Surprisingly, the best part of the March/April issue of the Economist’s lifestyle and culture magazine, Intelligent Life, is not a story called “The Rise of the Man Bangle.” No, it’s the lovely cover photo of Cate Blanchett, who shows us how ‘no airbrushing’ should be done.
Blanchett, who has been spending much of her time lately as co-artistic director (with husband Andrew Upton) of the Sydney Theatre Company, is 42. And what we see above is the face of a (very pretty) 42-year-old woman. Compare that to these photos we saw of Demi Moore for Helena Rubinstein cosmetics earlier this week, where 49-year-old Moore is glossed into an image that looks more like daughter Rumer than her. Heck, compare that to some of the ads Blanchett’s done for skincare company SK-II:
I understand that ads for cosmetics or skin care products have different needs than cover photos for Economist-produced culture magazines (though really, SK-II? that woman looks barely legal). So rather than thinking of this as a screed against airbrushing or whatever, let’s just call this giving props to Blanchett and Intelligent Life for depicting a lovely 40-something woman like she is a lovely 40-something woman, and not a college co-ed.
In a statement of purpose about the cover shoot, IL editor Tim de Lisle wrote:
When other magazines photograph actresses, they routinely end up running heavily Photoshopped images, with every last wrinkle expunged. Their skin is rendered so improbably smooth that, with the biggest stars, you wonder why the photographer didn’t just do a shoot with their waxwork.
It’s a supreme example of having it both ways. Publishers want a recognisable person on the cover, with a real career; but they also want an empty vessel—for clothes and jewellery and make-up, which often seem to be supplied by the advertisers with the most muscle.

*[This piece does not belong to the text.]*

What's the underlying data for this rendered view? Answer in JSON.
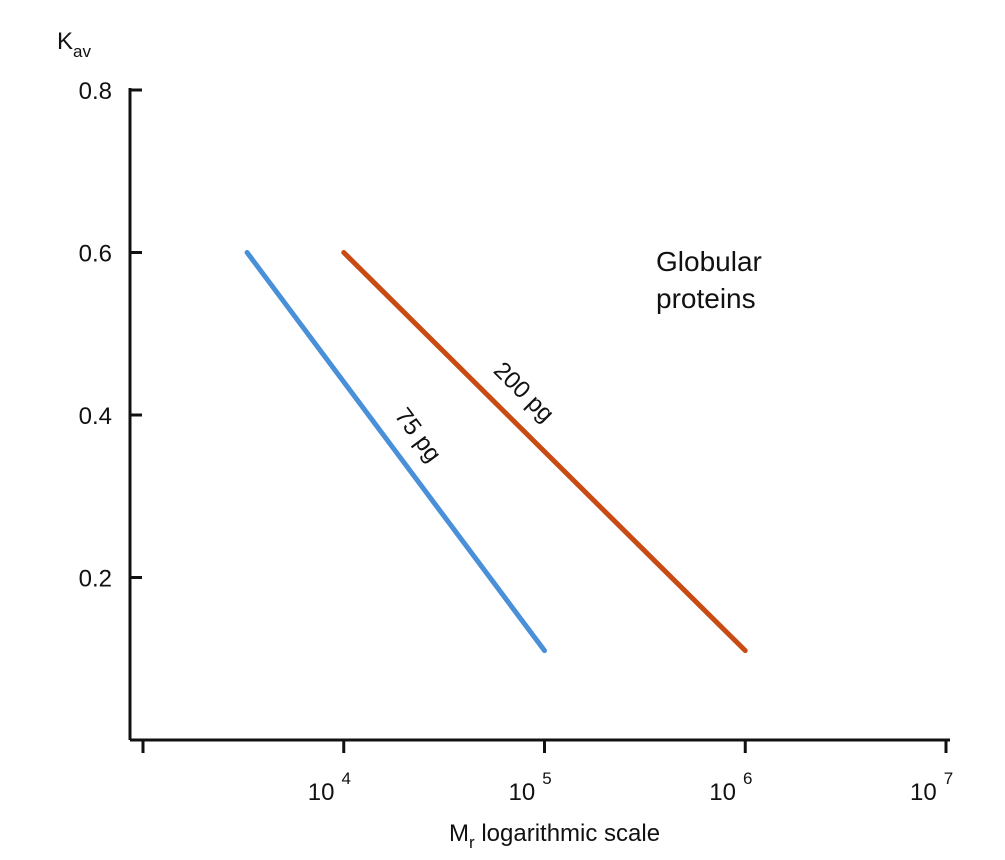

[...] Cate Blanchett, by contrast, appears on our cover in her working clothes, with the odd line on her face and faint bags under her eyes. She looks like what she is—a woman of 42, spending her days in an office, her evenings on stage and the rest of her time looking after three young children. We can’t be too self-righteous about it, because, like anyone else who puts her on a cover, we are benefiting from her beauty and distinction. But the shot is at least trying to reflect real life. It’s a curious sign of the times that this has become something to shout about.
A curious sign of the times, indeed. I think that part about not being self-righteous, though, is my favorite part. Thanks, Tim!
[Also: I was lying earlier. I couldn't actually read "The Rise of the Man Bangle because it's not online, so who knows?; it could be the best thing ever.]